The quality today has not yet reached the levels the chateau is getting credit for today, either.
 
I took Kay's complaint about P-C to be that there was nothing there. And while I found more there, I wasn't disputing that. Neither of these reports, or at least mine, is consistent with my notion of spoof, which is that there's way too much there that one doesn't want there. Monbousquet being the case in point. I'm happy to take Claude's information that the winemaking practices for those two wines were the same. That just means that those practices don't always produce for my palate the kinds of objectionable tastes I object to in using the word spoof,since Monbousquet can be used to teach what spoof means, while that was not my impression of the 95 P-C.
 
originally posted by Jonathan Loesberg:
Neither of these reports, or at least mine, is consistent with my notion of spoof, which is that there's way too much there that one doesn't want there.

Not necessarily, at least not in Bordeaux. I've met quite a few animals which appeared balanced and very attractive to begin with, but have gone flat and uninteresting since. Consider the likes of Poyferre from the late 90s, Camensac over the past decade, etc. In fact, I found 1995 Pontet-Canet to be quite decent in 2002.

The stuff appears front-loaded, possibly to give a glimpse of the good old days of Bordeaux from the more generous vintages - something a young claret isn't supposed to do. But I am just guessing, as far as the original intent is concerned.

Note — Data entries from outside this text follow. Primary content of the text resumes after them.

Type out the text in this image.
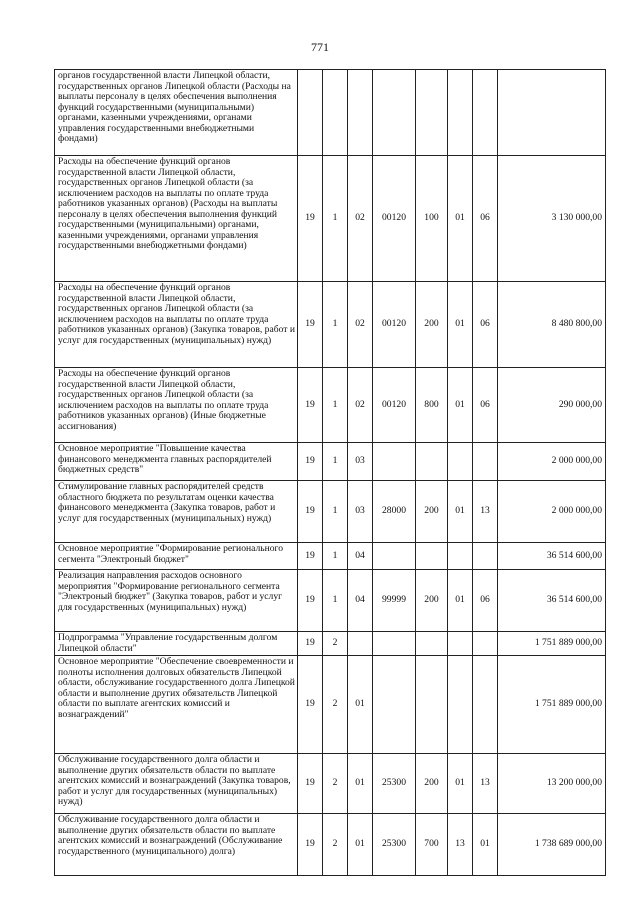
771
органов государственной власти Липецкой области, государственных органов Липецкой области (Расходы на выплаты персоналу в целях обеспечения выполнения функций государственными (муниципальными) органами, казенными учреждениями, органами управления государственными внебюджетными фондами)								
Расходы на обеспечение функций органов государственной власти Липецкой области, государственных органов Липецкой области (за исключением расходов на выплаты по оплате труда работников указанных органов) (Расходы на выплаты персоналу в целях обеспечения выполнения функций государственными (муниципальными) органами, казенными учреждениями, органами управления государственными внебюджетными фондами)	19	1	02	00120	100	01	06	3 130 000,00
Расходы на обеспечение функций органов государственной власти Липецкой области, государственных органов Липецкой области (за исключением расходов на выплаты по оплате труда работников указанных органов) (Закупка товаров, работ и услуг для государственных (муниципальных) нужд)	19	1	02	00120	200	01	06	8 480 800,00
Расходы на обеспечение функций органов государственной власти Липецкой области, государственных органов Липецкой области (за исключением расходов на выплаты по оплате труда работников указанных органов) (Иные бюджетные ассигнования)	19	1	02	00120	800	01	06	290 000,00
Основное мероприятие "Повышение качества финансового менеджмента главных распорядителей бюджетных средств"	19	1	03					2 000 000,00
Стимулирование главных распорядителей средств областного бюджета по результатам оценки качества финансового менеджмента (Закупка товаров, работ и услуг для государственных (муниципальных) нужд)	19	1	03	28000	200	01	13	2 000 000,00
Основное мероприятие "Формирование регионального сегмента "Электроный бюджет"	19	1	04					36 514 600,00
Реализация направления расходов основного мероприятия "Формирование регионального сегмента "Электроный бюджет" (Закупка товаров, работ и услуг для государственных (муниципальных) нужд)	19	1	04	99999	200	01	06	36 514 600,00
Подпрограмма "Управление государственным долгом Липецкой области"	19	2						1 751 889 000,00
Основное мероприятие "Обеспечение своевременности и полноты исполнения долговых обязательств Липецкой области, обслуживание государственного долга Липецкой области и выполнение других обязательств Липецкой области по выплате агентских комиссий и вознаграждений"	19	2	01					1 751 889 000,00
Обслуживание государственного долга области и выполнение других обязательств области по выплате агентских комиссий и вознаграждений (Закупка товаров, работ и услуг для государственных (муниципальных) нужд)	19	2	01	25300	200	01	13	13 200 000,00
Обслуживание государственного долга области и выполнение других обязательств области по выплате агентских комиссий и вознаграждений (Обслуживание государственного (муниципального) долга)	19	2	01	25300	700	13	01	1 738 689 000,00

There is no question I was fooled by some of these wines on release, but I am learning.
 
I'm happy to accept both Joe's and Sasha's explanation. I have insufficient experience as I tend just to go away from wines that display spoof and never come back, so I may not learn until years down the road. Still, Monbousquet does not support the sic transit theory. Saddled with a case, as a matter of scientific experiment, I check in. To judge from it, spoof changes but it changes like spoof. In CdP, les Cailloux developed early aging syndrome, but didn't taste like a shut down wine. Other Cambies that I have gotten before I knew better age like what they are. But I don't have Cambies earlier than the early aughts, I think, and few to test as there I learned more quickly. So hardly, in toto, a sufficient sample to do other than register impressions.